This evening my heart was completely flooded with joy and praise. And before I go further, let me just interject that today has been HARD. Like WAY hard. So before you get some unrealistic picture from what I’m about to paint…. Picture it all amid several melt downs (including one of my own), a dirty house, a few bite marks,….at this very moment I have a screaming three year old that doesn’t want to sleep because four books was not enough. It’s been hard but you guys God is good even in the hard, amen? The kids and I gathered around our kitchen island (seriously, I can’t believe we are still squeezing the six of us around this thing and there is a dining table four feet away that seats eight! Haha!) I served everyone their plates and Caleb said “And now we can pray!” and Micaila said “Yeah! You’re right, lets pray!” I asked them who wanted to be the one to pray and they all were saying “Me!
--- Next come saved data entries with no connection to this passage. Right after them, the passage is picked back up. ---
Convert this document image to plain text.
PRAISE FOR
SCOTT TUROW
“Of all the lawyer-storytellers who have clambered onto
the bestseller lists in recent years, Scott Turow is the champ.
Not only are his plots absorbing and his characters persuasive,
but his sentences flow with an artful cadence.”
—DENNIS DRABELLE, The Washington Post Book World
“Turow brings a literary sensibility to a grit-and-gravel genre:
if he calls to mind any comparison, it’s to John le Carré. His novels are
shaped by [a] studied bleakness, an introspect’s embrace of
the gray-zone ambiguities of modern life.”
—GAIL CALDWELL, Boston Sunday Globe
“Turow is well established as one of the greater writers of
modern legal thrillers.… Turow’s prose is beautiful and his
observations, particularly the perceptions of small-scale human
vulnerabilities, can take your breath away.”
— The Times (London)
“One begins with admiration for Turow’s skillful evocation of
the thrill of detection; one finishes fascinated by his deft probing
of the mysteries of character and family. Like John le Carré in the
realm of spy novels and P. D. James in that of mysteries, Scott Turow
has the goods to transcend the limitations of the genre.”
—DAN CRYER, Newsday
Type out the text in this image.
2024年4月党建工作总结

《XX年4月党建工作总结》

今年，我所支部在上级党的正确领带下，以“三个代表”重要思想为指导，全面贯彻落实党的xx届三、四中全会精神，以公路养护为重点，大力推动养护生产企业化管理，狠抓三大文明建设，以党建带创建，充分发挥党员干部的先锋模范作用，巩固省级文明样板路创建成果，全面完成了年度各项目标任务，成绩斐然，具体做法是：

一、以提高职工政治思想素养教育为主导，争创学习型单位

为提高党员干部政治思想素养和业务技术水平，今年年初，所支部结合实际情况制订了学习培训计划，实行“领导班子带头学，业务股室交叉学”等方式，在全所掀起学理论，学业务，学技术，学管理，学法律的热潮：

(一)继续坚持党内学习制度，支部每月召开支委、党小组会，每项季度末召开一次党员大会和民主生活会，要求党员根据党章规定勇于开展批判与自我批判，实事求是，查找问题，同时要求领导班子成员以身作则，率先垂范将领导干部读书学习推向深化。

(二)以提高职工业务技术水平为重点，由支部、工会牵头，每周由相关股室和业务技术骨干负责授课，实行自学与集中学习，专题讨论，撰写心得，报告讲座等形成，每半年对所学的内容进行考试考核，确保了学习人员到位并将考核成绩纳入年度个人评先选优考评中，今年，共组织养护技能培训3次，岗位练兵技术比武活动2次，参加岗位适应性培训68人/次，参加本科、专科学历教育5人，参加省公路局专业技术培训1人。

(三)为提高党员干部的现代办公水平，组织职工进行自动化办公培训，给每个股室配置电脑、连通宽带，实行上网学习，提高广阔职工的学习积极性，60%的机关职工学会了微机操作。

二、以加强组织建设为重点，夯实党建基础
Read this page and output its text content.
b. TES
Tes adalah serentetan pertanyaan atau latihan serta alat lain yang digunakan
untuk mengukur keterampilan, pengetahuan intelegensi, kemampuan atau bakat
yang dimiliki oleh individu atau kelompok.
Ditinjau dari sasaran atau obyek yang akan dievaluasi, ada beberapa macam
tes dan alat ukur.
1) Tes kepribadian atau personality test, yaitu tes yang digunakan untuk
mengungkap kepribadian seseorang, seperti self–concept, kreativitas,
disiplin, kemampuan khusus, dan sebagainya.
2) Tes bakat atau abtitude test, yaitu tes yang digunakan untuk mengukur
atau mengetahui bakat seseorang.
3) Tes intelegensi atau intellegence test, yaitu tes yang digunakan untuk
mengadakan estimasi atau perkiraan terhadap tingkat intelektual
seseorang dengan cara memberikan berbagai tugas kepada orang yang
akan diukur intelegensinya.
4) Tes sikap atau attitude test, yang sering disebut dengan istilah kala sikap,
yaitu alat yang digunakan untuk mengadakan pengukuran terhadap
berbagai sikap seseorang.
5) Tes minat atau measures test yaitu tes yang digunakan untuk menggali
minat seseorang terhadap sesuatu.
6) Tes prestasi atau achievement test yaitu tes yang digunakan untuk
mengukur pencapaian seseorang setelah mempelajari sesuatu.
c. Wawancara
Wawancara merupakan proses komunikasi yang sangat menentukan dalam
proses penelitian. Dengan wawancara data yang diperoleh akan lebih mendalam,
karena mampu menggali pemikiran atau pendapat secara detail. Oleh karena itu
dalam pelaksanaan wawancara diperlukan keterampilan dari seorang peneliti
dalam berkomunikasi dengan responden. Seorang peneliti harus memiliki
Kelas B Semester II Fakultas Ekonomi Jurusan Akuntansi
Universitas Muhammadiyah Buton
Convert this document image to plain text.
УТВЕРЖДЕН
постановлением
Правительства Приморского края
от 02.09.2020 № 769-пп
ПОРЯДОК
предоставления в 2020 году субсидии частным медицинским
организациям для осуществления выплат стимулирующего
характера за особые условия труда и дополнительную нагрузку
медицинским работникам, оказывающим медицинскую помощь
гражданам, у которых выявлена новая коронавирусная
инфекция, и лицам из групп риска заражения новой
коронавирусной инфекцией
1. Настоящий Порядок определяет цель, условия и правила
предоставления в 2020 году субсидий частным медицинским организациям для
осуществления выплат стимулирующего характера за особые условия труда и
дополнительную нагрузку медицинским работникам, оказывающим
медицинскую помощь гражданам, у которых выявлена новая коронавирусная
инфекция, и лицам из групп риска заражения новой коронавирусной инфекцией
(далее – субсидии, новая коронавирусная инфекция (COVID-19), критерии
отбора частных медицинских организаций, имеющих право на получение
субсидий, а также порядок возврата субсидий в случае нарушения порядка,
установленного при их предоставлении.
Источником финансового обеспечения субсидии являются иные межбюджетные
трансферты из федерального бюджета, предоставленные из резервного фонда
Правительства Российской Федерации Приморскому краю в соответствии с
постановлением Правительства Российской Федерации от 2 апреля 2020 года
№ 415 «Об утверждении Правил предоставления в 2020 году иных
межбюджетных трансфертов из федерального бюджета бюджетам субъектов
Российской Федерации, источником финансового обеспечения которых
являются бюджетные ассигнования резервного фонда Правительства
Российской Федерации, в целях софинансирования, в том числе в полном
Me! Me!” This may surprise you all. I mean I AM a pastors daughter, why is this such a big deal? Well I have an even bigger shocker, it’s a big deal because it’s NEVER happened. My children have NEVER wanted to pray at the dinner table. When I have tried to encourage them to, they mostly look down and hope I don’t press to hard.
In April, we visited a church in our small town. This was like our last effort and if it didn’t work out I figured we would just have to move. They were the most genuine welcoming people I had ever been greeted by. They didn’t just give a casual “Good morning, nice to have you.” And assume “You’ll figure the rest out.” They warmly welcomed us, made sure we knew of every event, activity, and appropriate class we could be a part of. Basically, they went great lengths to assure us that they wanted us there.
We’ve visited a lot of churches and one thing I have learned in the process is how important it is to WELCOME visitors. I know. It’s hard. You feel a bit awkward. You wonder if they even want to be spoken to. We have got to get over our own comfort and church cliques and ENSURE people feel welcomed by the body of Christ.
So we tried a Sunday school class and were so impressed by how committed to being in God’s Word this group of adults was. It wasn’t a social hour, it was an hour meant for edifying each other and growing in grace and knowledge of our Lord. And our kids went to class and they thoroughly enjoyed it as well. We recently have been able to start going on Wednesday nights. And we are becoming more and more connected to this church and I see how God is working in the life of this church and my life and my children’s lives. It was not that long ago that Caleb told me “I don’t want to go to church. I don’t like church.” I was heartbroken. As a child I LOVED church. I loved my church family. I loved GA’s and youth, and camp and growing up in church. And I was so discouraged that our children (and me and Jason for that matter) were not connected to God’s people like I had always been.
Last week my kids all shared with me how they wished church was every night. And tonight, hearing their desire to commune with the Lord and thank him for our food and family, I’m just so grateful for God’s faithfulness. We had to hang in there to finally connect with a healthy church. There were times I wanted to give up. Rainy Sundays that I was just fine staying home. But the Holy Spirit kept pressing and pulling and reminding me “You need fellowship with Christians. You need the church. Don’t give up on my Bride!!” I never thought finding a church home would have been the struggle that it was. And I’m so thankful for His grace in that difficult season and for how He has brought us here with this church body.
Link to a previous post on our journey to finding a church. https://familyofgrahams.wordpress.com/2018/02/26/my-struggle-with-church/
Update** On September 23, 2018 our family joined New Harmony Baptist Church. I never imagined how much walking down the aisle, announcing our new membership and being hugged on by the rest of the congregation would mean to me. I was overwhelmed with joy and a very real sense of belonging. I know I belong to Christ but it’s so important to be united to his church. I was giddy all day! And I’m so thankful how God has affirmed our decision with such a joyous confidence.